For awhile, I had everything on a schedule. I was menu planning and cooking. The house was clean and run efficiently. But one thing in my schedule changes and I’m thrown for a loop. For the last couple of months I have struggled to keep it all together. The Hubs helps. He cooks dinner and helps with the dog and the cleaning…when I let him. I tend to be a control freak (though I think I’m getting better about that). Last weekend he even bought me roses and a special dessert and cooked me a wonderful steak dinner. He wants to help, I just don’t know what to tell him to do.
I look in the mirror and wonder who the overweight person is looking back at me in that yoga pants and over-sized t-shirt uniform. I haven’t had a hair cut since Labor Day (you think I’m kidding). My eyebrows are…let’s just not speak of it. And I try. I really do. I just don’t understand how some people look so put together all the time and I feel lucky if I get out of the house with my hair in a ponytail and some lip gloss on.
Compounding the problem is that we’ve outgrown our apartment and it’s becoming painfully evident.

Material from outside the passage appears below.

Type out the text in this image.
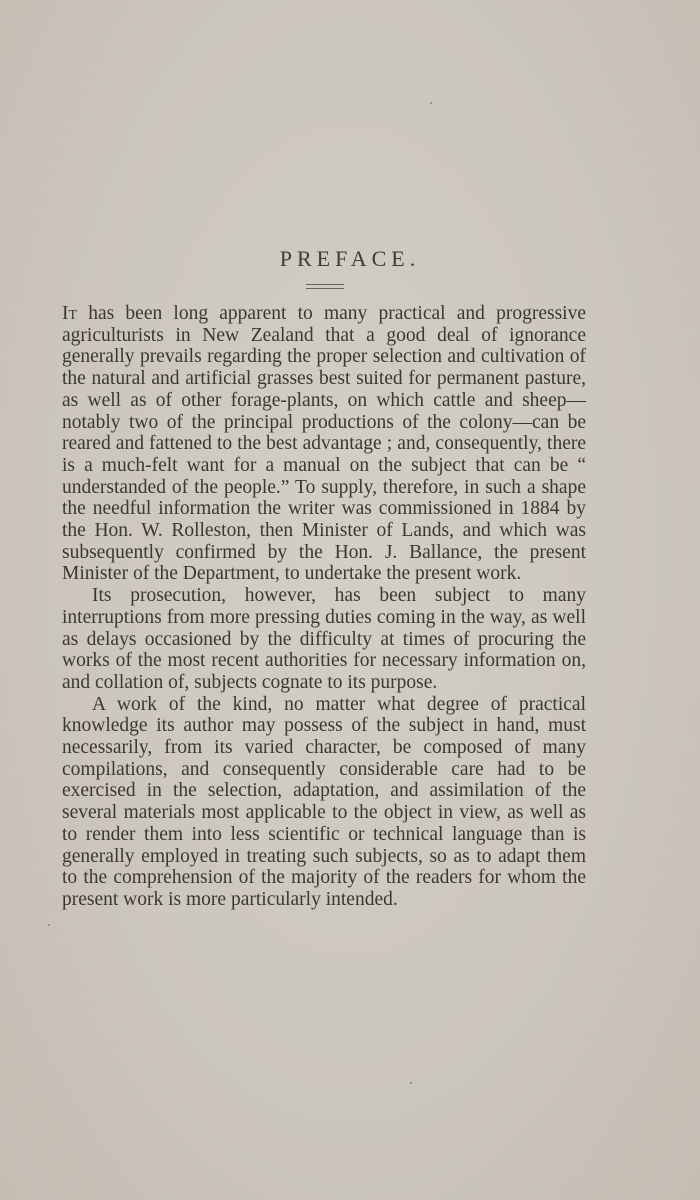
PREFACE.

It has been long apparent to many practical and progressive agriculturists in New Zealand that a good deal of ignorance generally prevails regarding the proper selection and cultivation of the natural and artificial grasses best suited for permanent pasture, as well as of other forage-plants, on which cattle and sheep—notably two of the principal productions of the colony—can be reared and fattened to the best advantage ; and, consequently, there is a much-felt want for a manual on the subject that can be “ understanded of the people.” To supply, therefore, in such a shape the needful information the writer was commissioned in 1884 by the Hon. W. Rolleston, then Minister of Lands, and which was subsequently confirmed by the Hon. J. Ballance, the present Minister of the Department, to undertake the present work.

Its prosecution, however, has been subject to many interruptions from more pressing duties coming in the way, as well as delays occasioned by the difficulty at times of procuring the works of the most recent authorities for necessary information on, and collation of, subjects cognate to its purpose.

A work of the kind, no matter what degree of practical knowledge its author may possess of the subject in hand, must necessarily, from its varied character, be composed of many compilations, and consequently considerable care had to be exercised in the selection, adaptation, and assimilation of the several materials most applicable to the object in view, as well as to render them into less scientific or technical language than is generally employed in treating such subjects, so as to adapt them to the comprehension of the majority of the readers for whom the present work is more particularly intended.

I have reorganized, ruthlessly purged, gotten a storage unit. We want to move, but The Hubs’ project is up in early 2012 so we really didn’t want to move and then have to turn around and move again 6 months later. So we signed another lease. I’m not happy about it but it’s the best we could do at the moment.
I realize that there are people out there in much worse situations than I am. I am very, very blessed that we are healthy; that I don’t have to work, that my husband is as successful as he is and provides well for us (we ain’t rich, but we don’t want for necessities and entertainment). This is just where I am right now. Stuck and trying to figure things out. So I’m sorry that I haven’t blogged. I didn’t want it to turn into me whining all the time and being so “woe is me”. I’m not even thrilled I divulged this much, but it had to come out.

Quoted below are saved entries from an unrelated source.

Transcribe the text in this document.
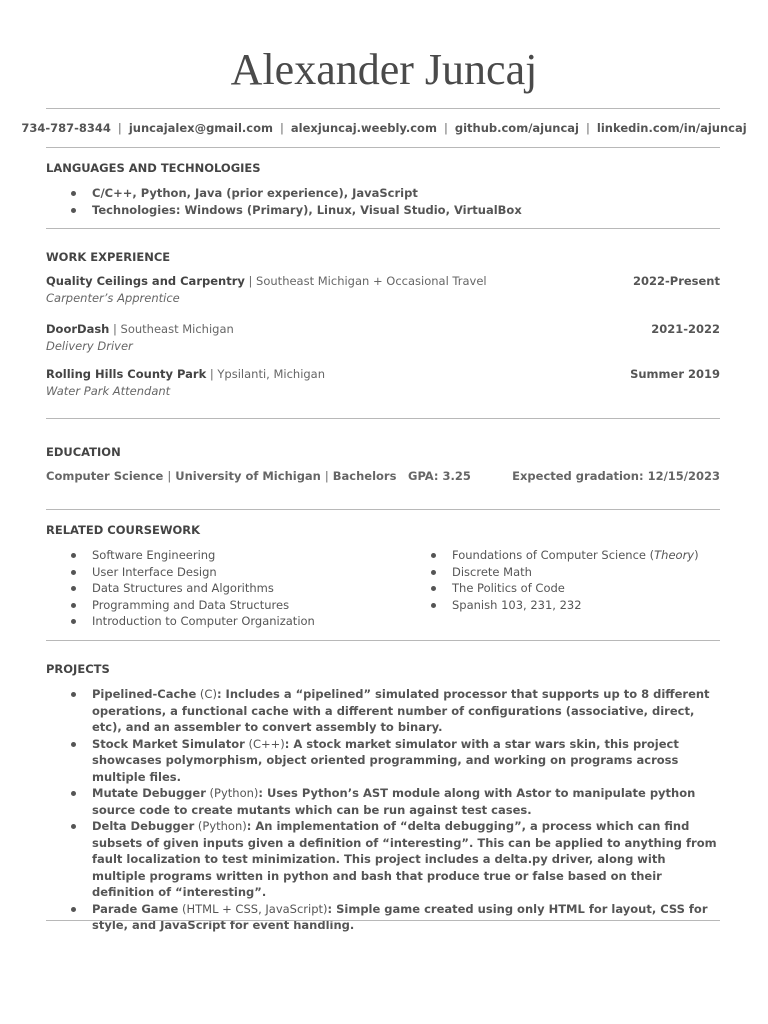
Alexander Juncaj
734-787-8344 | juncajalex@gmail.com | alexjuncaj.weebly.com | github.com/ajuncaj | linkedin.com/in/ajuncaj
LANGUAGES AND TECHNOLOGIES
C/C++, Python, Java (prior experience), JavaScript
Technologies: Windows (Primary), Linux, Visual Studio, VirtualBox
WORK EXPERIENCE
Quality Ceilings and Carpentry | Southeast Michigan + Occasional Travel	2022-Present
Carpenter’s Apprentice
DoorDash | Southeast Michigan	2021-2022
Delivery Driver
Rolling Hills County Park | Ypsilanti, Michigan	Summer 2019
Water Park Attendant
EDUCATION
Computer Science | University of Michigan | Bachelors GPA: 3.25	Expected gradation: 12/15/2023
RELATED COURSEWORK
Software Engineering
User Interface Design
Data Structures and Algorithms
Programming and Data Structures
Introduction to Computer Organization
Foundations of Computer Science (Theory)
Discrete Math
The Politics of Code
Spanish 103, 231, 232
PROJECTS
Pipelined-Cache (C): Includes a “pipelined” simulated processor that supports up to 8 different operations, a functional cache with a different number of configurations (associative, direct, etc), and an assembler to convert assembly to binary.
Stock Market Simulator (C++): A stock market simulator with a star wars skin, this project showcases polymorphism, object oriented programming, and working on programs across multiple files.
Mutate Debugger (Python): Uses Python’s AST module along with Astor to manipulate python source code to create mutants which can be run against test cases.
Delta Debugger (Python): An implementation of “delta debugging”, a process which can find subsets of given inputs given a definition of “interesting”. This can be applied to anything from fault localization to test minimization. This project includes a delta.py driver, along with multiple programs written in python and bash that produce true or false based on their definition of “interesting”.
Parade Game (HTML + CSS, JavaScript): Simple game created using only HTML for layout, CSS for style, and JavaScript for event handling.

I do have lots of things, happy, fun things to share with you all. If you’re even still reading? I hope so. I’ve wanted to share about my veggie garden so badly, but the words just wouldn’t come. I’m working on it though. Slowly. I just needed some time to get my words back.
I hope you have a wonderful weekend. I will try my hardest to post again in the next few days and share my garden with you. I’ve been so excited seeing the veggies pop up. It’s been one of the few things making me smile lately. Back soon, promise.